Fifty-two letters of objection have been received against the resubmitted application.
The developer says measures will be put in place to reduce noise from the project and to address highways issues so students can still safely walk to school and one terrace will be ‘reoriented’ to deal with privacy concerns.
Thanet councillors are being advised to defer the decision to officers subject to safeguarding conditions and the submission of a signed legal agreement within 6 months.

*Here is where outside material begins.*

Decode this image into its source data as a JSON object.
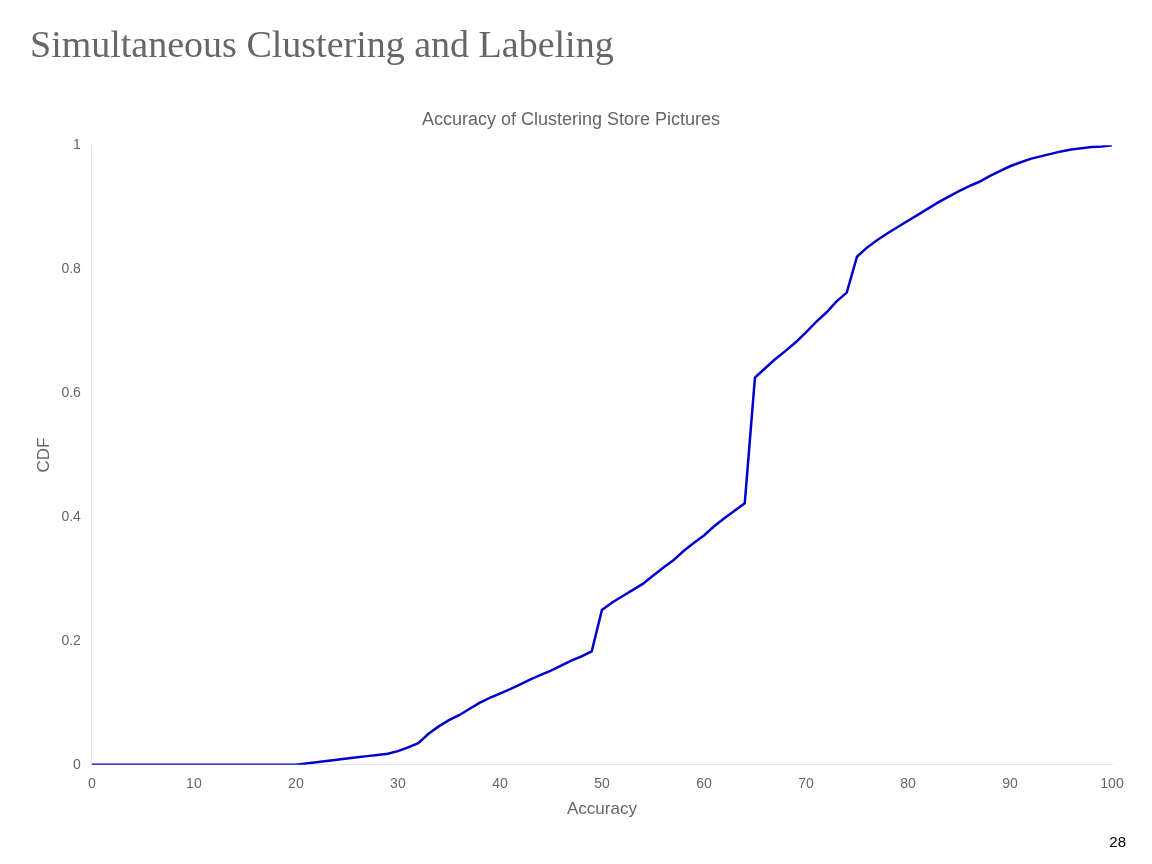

The legal agreement will include the provision of 30% ‘affordable’ housing and contributions including £25,769.62 towards special education in the form of Foreland Fields School expansion, and £111,230 towards secondary education in the form of additional secondary places within a school expansion project within the district and £25,373 for new or replacement play equipment at Jackey Bakers Rec.
The meeting takes place on March 16 from 7pm.
Although the deadline for objections has passed concerns can still be raised by writing to TDC’s planning department quoting reference F/TH/19/0323
There is a similar situation as to the old Laleham School where the developer, also KCC are appealing the decision not to allow 20 homes on a thin layer of land next door to Cliftonville Primary school in Northumberland Avenue, Cliftonville.
There should always be a border around schools so that they are not overlooked by housing developments crammed up to the perimeter fencing. It is not Okay to build homes on this border for all manner of reasons.
I believe that Thanet Council Planning department is being run by biased officers in favour of housing developments in unsuitable places all over Thanet and more should be called in for planning committees to decide what is suitable and what isn’t.
The reason the inspectorate decided it was illegal in the Ramsgate case is because it was not called in, or the committee meeting was cancelled despite 30 objections so did not take regard to those objections. The application itself was not illegal and that is why it has been resubmitted, but this time the committee will decide between them.
What’s the issue with having housee next to a school? Every school I have ever attended was bounded by houses, what’s the issue.
I agree with Wise Merlin. There are schools surrounded by residential streets in all towns and cities.
Is this the same land that had sufficient concerns raised regarding the councils machinations ,that resulted in Clive Hart and Sue McGonagal going on “ gardening leave” and never returning ?
What is “journey training? ” for the love of pete
Good to see that the head teacher is concerned a iut the well-being if the children. He brings attention to the impact of “traffic, congestion, air pollution , noise , privacy, emergency services access, environmental and ecological damage” caused by the development.
What he doesn’t worry about is the “traffic, congestion, air pollution … [etc]” caused by the 16 staff vehicle parking spaces actually on site, several directly outside classroom windows.
Don’t the vehicles parked there have an impact on the children’s health, too?
You worry about 16 teachers using their cars to go to work. What about the hundreds of parents across that that drive their kids to school. These parents cause pollution, cause traffic jams etc. These parents drop them off than picks them up doing the journey twice aday. The teachers do the journey once aday.